En efecto, algunos amigos que así piensan me han dicho que desde el universo virtual se convoca, se modifican o reafirman actitudes, se configuran representaciones sociales, se despliegan guerras ideológicas y cognitivas. Esos amigos se preocupan hoy porque el Gobierno cubano vaya a bloquearlas. También me dicen que esa bronca son inevitables, y aunque las redes facilitan los enfrentamientos y exacerban la polarización, también expresan las tensiones, las contradicciones y la pluralidad político-ideológica existentes, sin que podamos achacarles el origen de tales problemas.
Agregan que las redes sociales ayudan a liberar presión como escape catártico. Y que debemos usarlas para el diálogo porque, queramos o no, allí también está ocurriendo, y continuará haciéndolo. Afirman que son un espacio de interacción humana, de asociación, de construcción colectiva del conocimiento; y que serán lo que hagamos de ellas, lo que construyamos colectivamente allí. Etcétera.
Comparto en cierta medida sus reflexiones, especialmente en el reino del deber ser. Sin embargo, ignorar lo que está pasando y el efecto de las dinámicas en estas plataformas sobre el diálogo aquí y ahora resulta ilusorio y políticamente contraproducente.
En 2015, en su discurso de investidura como doctor honoris causa en comunicación social y cultura de los medios por la Universidad de Turín, unos meses antes de morir, el gran Umberto Eco sentenciaba: “Las redes sociales son un fenómeno positivo, pero dan el derecho de palabra también a legiones de tontos que una vez hablaban solo en el bar después de dos o tres copas de vino, sin dañar a la sociedad. Ahora estos tontos tienen el mismo derecho de palabra que los Premios Nobel”.

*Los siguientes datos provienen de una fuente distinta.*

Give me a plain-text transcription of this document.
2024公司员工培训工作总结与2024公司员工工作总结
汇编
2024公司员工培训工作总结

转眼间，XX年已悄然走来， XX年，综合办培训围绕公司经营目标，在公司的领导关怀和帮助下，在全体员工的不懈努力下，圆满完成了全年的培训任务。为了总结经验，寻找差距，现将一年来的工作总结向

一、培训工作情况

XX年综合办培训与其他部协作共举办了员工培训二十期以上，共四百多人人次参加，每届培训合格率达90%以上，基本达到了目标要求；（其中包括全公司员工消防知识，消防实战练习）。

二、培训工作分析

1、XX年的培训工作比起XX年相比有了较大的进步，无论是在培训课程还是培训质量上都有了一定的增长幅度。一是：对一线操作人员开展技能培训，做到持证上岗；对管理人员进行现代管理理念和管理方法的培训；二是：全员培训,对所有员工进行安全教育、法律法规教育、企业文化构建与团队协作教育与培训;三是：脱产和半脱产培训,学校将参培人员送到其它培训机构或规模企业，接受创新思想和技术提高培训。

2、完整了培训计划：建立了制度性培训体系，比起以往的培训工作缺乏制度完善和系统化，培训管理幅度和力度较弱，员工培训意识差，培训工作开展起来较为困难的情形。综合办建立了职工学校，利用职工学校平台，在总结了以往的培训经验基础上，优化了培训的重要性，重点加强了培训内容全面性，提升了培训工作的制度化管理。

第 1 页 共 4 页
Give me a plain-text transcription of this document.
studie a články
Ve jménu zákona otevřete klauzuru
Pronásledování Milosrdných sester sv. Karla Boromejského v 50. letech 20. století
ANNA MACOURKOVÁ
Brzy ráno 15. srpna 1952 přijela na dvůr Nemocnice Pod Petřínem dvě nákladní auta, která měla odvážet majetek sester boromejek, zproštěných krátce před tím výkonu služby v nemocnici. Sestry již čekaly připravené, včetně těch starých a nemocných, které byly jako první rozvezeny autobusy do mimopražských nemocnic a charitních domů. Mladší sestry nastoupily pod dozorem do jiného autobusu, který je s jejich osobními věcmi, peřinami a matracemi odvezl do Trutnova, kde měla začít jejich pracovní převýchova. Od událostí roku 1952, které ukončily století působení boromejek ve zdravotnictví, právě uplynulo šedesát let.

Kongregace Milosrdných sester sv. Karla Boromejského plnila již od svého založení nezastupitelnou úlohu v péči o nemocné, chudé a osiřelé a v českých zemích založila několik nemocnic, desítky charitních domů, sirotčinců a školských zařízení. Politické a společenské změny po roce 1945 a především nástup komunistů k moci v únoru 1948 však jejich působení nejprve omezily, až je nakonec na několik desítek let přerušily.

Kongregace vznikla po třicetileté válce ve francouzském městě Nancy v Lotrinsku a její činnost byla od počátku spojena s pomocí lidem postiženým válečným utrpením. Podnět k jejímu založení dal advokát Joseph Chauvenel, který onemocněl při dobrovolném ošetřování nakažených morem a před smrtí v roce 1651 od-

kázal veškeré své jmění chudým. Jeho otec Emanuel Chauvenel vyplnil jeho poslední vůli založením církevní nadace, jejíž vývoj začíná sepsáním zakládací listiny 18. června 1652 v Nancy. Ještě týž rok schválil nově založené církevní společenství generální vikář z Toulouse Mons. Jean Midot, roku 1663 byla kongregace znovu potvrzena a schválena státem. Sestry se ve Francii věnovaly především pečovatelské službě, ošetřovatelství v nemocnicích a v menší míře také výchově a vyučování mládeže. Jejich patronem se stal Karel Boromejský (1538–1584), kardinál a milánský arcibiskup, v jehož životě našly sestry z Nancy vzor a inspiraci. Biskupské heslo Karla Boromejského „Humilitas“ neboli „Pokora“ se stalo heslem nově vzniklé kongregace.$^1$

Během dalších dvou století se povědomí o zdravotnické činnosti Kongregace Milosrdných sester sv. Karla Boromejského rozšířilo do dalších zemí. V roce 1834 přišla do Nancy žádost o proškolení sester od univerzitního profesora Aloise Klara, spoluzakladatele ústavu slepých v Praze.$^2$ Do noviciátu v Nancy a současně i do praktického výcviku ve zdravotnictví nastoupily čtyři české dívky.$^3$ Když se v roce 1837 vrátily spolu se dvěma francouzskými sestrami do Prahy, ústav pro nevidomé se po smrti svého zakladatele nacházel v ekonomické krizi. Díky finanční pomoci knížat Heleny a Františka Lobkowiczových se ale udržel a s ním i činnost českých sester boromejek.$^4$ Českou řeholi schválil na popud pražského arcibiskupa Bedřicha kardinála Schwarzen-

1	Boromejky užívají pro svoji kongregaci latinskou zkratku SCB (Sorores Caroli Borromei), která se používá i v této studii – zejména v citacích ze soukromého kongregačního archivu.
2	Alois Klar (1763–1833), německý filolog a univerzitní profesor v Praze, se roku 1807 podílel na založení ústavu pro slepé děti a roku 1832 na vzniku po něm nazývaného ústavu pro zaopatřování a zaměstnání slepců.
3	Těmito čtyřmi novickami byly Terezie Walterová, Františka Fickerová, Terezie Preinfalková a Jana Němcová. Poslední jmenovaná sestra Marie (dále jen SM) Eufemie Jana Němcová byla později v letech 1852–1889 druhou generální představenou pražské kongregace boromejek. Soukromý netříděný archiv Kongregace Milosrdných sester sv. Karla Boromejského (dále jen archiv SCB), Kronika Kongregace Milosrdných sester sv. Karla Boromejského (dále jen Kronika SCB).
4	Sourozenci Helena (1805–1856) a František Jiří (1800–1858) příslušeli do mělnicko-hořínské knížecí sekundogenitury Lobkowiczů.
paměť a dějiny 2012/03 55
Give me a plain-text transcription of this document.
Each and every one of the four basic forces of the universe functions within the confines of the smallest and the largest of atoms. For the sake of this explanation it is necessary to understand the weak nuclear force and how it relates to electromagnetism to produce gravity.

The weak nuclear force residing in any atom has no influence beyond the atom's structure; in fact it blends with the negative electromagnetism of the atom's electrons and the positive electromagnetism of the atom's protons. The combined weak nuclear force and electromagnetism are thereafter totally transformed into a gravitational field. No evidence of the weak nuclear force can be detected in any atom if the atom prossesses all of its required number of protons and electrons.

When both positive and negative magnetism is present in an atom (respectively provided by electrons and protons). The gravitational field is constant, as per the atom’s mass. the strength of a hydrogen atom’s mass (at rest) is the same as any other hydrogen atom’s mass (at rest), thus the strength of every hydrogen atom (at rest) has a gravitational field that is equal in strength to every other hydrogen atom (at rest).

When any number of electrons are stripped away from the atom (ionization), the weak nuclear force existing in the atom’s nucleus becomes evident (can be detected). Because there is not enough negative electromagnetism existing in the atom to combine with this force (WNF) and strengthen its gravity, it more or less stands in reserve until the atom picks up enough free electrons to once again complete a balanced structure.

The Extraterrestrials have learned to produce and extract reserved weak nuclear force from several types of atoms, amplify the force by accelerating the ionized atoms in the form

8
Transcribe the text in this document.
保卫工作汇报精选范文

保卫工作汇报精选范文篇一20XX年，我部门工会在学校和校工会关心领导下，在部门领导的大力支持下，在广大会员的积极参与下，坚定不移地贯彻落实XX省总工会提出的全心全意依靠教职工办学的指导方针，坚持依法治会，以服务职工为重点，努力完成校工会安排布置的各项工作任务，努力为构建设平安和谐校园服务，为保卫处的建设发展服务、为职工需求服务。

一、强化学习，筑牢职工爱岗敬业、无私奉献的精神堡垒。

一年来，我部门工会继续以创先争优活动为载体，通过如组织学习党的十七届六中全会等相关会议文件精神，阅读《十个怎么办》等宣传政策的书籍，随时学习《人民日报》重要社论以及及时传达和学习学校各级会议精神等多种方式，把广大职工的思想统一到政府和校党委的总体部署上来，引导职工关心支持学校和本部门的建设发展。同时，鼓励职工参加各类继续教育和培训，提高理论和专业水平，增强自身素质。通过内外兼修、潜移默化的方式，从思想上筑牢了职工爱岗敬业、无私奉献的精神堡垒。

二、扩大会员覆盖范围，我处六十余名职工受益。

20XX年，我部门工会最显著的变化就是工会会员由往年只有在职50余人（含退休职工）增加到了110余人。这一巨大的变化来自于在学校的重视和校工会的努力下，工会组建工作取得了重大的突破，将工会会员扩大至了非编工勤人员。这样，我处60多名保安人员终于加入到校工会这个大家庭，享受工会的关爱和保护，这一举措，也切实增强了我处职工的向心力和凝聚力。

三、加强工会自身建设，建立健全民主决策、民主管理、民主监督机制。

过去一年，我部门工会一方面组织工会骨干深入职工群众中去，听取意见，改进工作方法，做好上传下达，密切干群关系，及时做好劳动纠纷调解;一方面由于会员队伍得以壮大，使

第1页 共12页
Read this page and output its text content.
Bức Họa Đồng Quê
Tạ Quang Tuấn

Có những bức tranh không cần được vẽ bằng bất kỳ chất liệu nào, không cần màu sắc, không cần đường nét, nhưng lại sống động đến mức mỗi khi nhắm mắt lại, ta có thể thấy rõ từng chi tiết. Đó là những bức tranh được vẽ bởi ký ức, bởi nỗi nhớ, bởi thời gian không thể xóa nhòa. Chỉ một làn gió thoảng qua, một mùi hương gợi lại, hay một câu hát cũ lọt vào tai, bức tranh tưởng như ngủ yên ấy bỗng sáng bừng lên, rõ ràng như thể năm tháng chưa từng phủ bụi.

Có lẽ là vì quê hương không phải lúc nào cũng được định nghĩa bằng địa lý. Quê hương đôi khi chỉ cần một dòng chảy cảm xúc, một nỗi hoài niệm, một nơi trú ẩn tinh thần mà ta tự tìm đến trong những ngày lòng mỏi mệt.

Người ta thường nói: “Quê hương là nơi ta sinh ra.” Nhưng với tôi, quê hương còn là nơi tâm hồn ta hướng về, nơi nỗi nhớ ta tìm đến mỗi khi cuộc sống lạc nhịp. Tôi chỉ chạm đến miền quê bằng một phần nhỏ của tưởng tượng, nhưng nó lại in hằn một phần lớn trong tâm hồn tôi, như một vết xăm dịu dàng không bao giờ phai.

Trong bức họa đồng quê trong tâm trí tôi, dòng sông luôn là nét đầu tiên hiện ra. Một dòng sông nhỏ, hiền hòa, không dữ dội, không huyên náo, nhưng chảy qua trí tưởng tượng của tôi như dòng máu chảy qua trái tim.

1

El epifenómeno apuntado por Eco hace ocho años, lejos de haberse superado por una mayor educación y cultura en el manejo de los medios digitales, sigue en su apogeo, pues su papel de reproductoras ampliadas del sentido común y la estupidez, en lugar de moderarse, se acrecienta. Si la primera regla de un código de conducta en las redes sociales, como leí una vez, fuera no decir nada que uno no se atreva a sostener cara a cara, tendríamos ahí una medida de cómo la discusión en ellas alimentan la arrogancia, la tiradera de piedras, y la guapería más alejadas de una cultura cívica y los valores de los que tanto hablamos.
Si de política se trata, lo más costoso, sin embargo, no es la diferenciación entre imbéciles y premios nobel, porque al fin y al cabo ambos extremos son ostensibles, como se distinguen —diría un guajiro— las especies de pájaros por sus deposiciones. Me preocupan más quienes, en el afán de mantener una perfecta esterilidad en el espacio político atribuido como parcela al socialismo, igual que otros embisten al Gobierno y al Partido igual que el toro ante el trapo rojo, contribuyen, intoxican ese espacio público en el que el diálogo debe crecer y multiplicarse, como cuestión de sobrevivencia.
Un amigo mío, que siempre pronuncia la última palabra, me diría seguramente, citando al guajiro: con esos bueyes hay que arar.